TANIK ERGİN SAYGUN´UN İFADESİ
İstanbul 13. Ağır Ceza Mahkemesi´ndeki duruşmaya, rahatsızlığı nedeniyle bir süredir tedavi gördüğü Mehmet Akif Ersoy Eğitim ve Araştırma Hastanesi´nden ambulansla getirilen Saygun´un Mahkeme Heyeti Başkanı Hasan Hüseyin Özese tarafından kimlik tespiti yapıldı.
´Tutuklu musunuz, hükümlü mü?´ sorusuna Saygun, ´Balyoz Planı´ davasında 18 yıl hapisle cezalandırıldığını anımsatarak, Yargıtay aşamasının bulunduğunu söyledi.
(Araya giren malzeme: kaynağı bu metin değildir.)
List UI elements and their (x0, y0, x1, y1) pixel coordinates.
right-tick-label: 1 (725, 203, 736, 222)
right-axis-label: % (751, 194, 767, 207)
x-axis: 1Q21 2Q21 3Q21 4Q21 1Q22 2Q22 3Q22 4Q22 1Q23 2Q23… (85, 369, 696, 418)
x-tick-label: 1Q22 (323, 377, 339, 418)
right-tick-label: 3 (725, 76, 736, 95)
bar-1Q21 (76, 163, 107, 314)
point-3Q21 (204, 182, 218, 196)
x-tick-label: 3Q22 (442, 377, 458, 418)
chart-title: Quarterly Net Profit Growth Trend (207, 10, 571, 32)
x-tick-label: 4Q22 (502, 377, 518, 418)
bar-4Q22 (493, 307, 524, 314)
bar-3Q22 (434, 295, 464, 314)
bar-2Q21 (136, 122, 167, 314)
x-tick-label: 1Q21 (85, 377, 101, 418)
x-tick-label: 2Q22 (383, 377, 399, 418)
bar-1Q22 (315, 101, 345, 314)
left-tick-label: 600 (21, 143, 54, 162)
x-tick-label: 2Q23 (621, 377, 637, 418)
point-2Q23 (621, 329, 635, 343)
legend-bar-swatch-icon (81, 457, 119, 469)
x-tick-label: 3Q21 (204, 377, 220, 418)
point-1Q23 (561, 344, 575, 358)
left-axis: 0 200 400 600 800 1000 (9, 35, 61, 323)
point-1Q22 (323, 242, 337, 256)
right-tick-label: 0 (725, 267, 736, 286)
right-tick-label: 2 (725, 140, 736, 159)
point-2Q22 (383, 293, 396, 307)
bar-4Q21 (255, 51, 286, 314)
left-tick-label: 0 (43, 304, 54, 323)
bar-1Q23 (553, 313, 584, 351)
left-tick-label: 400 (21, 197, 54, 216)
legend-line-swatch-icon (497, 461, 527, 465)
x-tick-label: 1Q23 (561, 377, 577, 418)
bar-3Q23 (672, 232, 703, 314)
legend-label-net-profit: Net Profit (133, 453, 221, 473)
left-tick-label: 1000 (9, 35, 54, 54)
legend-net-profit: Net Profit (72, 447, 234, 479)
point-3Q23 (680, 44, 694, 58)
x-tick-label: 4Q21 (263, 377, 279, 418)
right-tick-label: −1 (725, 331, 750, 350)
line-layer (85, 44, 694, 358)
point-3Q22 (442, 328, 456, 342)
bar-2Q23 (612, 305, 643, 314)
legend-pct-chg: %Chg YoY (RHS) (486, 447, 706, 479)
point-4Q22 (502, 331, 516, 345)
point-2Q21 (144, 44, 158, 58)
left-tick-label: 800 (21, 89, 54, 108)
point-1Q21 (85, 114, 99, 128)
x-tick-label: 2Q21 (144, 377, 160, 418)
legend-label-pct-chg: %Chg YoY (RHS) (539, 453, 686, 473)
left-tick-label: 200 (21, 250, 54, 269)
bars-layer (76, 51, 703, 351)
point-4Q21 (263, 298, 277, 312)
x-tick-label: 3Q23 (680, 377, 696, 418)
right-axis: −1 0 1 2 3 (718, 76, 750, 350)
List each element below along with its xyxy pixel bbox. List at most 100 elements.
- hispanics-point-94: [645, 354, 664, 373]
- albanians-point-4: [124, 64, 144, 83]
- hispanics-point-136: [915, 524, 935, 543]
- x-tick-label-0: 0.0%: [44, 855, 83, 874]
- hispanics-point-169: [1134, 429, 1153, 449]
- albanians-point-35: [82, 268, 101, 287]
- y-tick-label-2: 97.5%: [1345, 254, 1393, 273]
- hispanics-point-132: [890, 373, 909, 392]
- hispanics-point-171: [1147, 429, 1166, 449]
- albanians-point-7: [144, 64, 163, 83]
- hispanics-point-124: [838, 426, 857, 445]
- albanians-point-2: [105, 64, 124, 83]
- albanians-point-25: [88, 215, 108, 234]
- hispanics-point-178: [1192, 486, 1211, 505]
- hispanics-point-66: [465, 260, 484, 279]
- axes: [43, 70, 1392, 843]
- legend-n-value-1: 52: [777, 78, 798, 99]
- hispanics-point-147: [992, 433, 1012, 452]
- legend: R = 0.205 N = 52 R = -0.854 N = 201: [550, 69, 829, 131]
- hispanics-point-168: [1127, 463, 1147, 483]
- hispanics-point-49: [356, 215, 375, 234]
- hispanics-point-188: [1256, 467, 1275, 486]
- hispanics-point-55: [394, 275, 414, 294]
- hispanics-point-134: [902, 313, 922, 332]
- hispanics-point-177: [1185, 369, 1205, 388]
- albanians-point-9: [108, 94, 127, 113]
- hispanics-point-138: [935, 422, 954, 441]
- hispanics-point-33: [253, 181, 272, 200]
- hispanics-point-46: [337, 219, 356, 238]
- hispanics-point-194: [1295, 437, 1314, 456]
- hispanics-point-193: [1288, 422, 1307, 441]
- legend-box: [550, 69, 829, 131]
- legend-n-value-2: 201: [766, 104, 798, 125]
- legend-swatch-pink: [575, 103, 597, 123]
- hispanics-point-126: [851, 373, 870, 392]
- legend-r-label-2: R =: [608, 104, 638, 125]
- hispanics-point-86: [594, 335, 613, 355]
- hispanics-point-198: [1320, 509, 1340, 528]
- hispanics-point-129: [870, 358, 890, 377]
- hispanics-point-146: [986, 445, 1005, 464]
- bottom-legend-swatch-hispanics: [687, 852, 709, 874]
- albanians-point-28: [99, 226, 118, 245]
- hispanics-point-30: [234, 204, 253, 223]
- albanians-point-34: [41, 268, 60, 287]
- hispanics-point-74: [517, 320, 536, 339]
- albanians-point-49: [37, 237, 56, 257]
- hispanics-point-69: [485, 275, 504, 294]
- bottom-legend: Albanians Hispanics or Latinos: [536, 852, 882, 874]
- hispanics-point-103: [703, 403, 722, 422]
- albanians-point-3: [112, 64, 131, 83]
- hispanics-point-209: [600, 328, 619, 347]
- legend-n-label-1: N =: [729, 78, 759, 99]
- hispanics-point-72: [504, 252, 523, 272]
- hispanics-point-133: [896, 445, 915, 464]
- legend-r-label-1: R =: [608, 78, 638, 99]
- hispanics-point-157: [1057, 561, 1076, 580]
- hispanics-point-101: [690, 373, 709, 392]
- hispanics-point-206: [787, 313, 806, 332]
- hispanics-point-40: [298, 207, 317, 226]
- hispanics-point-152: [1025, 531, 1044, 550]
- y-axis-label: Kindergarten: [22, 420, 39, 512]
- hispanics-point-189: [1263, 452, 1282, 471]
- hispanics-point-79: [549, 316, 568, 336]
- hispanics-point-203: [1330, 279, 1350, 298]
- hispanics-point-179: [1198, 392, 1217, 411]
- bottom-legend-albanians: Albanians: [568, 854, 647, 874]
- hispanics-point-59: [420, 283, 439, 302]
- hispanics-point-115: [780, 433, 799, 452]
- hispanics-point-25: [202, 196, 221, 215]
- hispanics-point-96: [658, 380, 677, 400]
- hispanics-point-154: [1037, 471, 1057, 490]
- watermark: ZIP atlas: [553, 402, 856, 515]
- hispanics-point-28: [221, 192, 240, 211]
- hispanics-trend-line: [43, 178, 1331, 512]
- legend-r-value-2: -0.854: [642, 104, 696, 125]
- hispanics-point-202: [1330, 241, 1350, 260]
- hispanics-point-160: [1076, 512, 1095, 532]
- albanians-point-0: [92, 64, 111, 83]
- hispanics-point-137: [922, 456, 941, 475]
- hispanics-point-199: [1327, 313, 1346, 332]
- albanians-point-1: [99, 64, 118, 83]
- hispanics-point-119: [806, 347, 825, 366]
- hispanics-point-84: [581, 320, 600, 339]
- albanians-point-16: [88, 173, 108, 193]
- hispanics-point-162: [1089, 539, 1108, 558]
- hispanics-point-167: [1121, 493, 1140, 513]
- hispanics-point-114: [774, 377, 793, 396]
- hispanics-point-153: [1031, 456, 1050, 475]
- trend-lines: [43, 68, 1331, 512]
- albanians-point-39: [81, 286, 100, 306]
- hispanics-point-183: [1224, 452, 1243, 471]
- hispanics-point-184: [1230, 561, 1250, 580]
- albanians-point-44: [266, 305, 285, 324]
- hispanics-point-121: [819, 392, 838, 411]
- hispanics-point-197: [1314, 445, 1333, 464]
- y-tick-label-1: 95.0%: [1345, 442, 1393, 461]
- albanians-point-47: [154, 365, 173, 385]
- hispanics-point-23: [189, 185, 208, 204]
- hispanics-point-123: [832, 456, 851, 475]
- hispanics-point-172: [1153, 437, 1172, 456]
Saygun´un, imzasız ihbar mektuplarının kanunlara göre delil niteliği bulunmadığınını söylemesi üzerine Başkan Özese araya girerek, ´Burada vakıf olduğunuz olayları, gözlemlerinizi anlatın´ diyerek, hukuki vasıflandırma yapmamasını istedi.
´Balyoz´ soruşturması sırasında emniyette 25-30 saat süren ifade verdiğini, kendisine ´İrtica ile Mücadele Eylem Planı´ belgesi kapsamında da sorular sorulduğunu dile getiren Saygun, ´Bana ´İlhan Cihaner´i tanıyor musun´ diye sordular. ´Tanıyorum´ dedim. İhbar mektubu olduğunu söylediler. Efe ve Munzur (gizli tanık) benim Erzincan´a gittiğimi iddia ettiler´ dedi.
Saygun´un gizli tanıkla ilgili bazı açıklamaları üzerine Başkan Özese, gizli tanığın kimliğini açıklamanın suç olduğunu belirtti.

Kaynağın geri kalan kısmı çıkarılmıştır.